I had to grin at him. People were comfortable enough with him that they could chuckle, however politely smothered. Here I was next to Kallijas and Chevenga, the most famous or powerful and famous men in the world and I was nervous? “He did,” I said.
“It wasn’t easy, either,” Chevenga answered my comment with a bigger grin.
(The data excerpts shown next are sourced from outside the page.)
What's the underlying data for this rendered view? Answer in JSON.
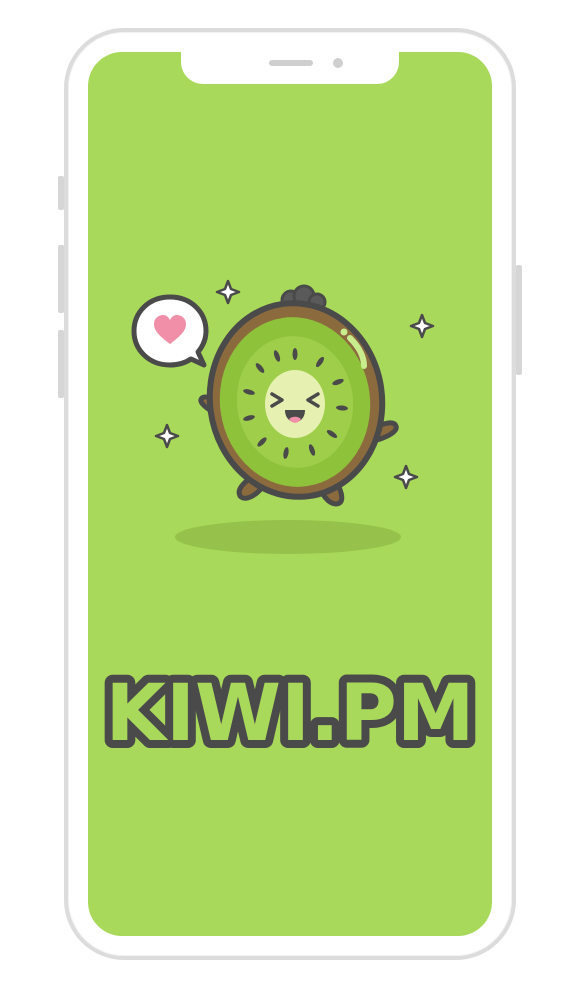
{
  "app": {
    "logo_text": "KIWI.PM"
  },
  "icons": {
    "speech_bubble": "heart-speech-bubble-icon",
    "sparkles": "sparkle-icon",
    "mascot": "kiwi-mascot"
  },
  "colors": {
    "screen_background": "#a9d95a",
    "logo_fill": "#a9d95a",
    "logo_outline": "#4a4a4a",
    "kiwi_flesh": "#8fc23b",
    "heart": "#f08fa7"
  }
}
A fond one, if I wasn’t just hoping to see it. “But you know me, I can talk anyone into anything.”
Kafiris joined in the rueful laughter. “A follow-up?”
“Certainly.” His smile flashed even more gold as it widened.
“What was the winning argument?”
I couldn’t stop my snort. “The fact that HE trusted me because I wanted to run away from it so hard...”
Chevenga looked quizzically at me, leaning forward on the table to do it. “I thought it was when you went into the Imperial chapel.” He said this quite loud enough for everyone to hear and everyone pricked up at this.
“Which you also insisted upon,” I said directly to him. “I was still fighting you until that point... when I became convinced it was something I must do.”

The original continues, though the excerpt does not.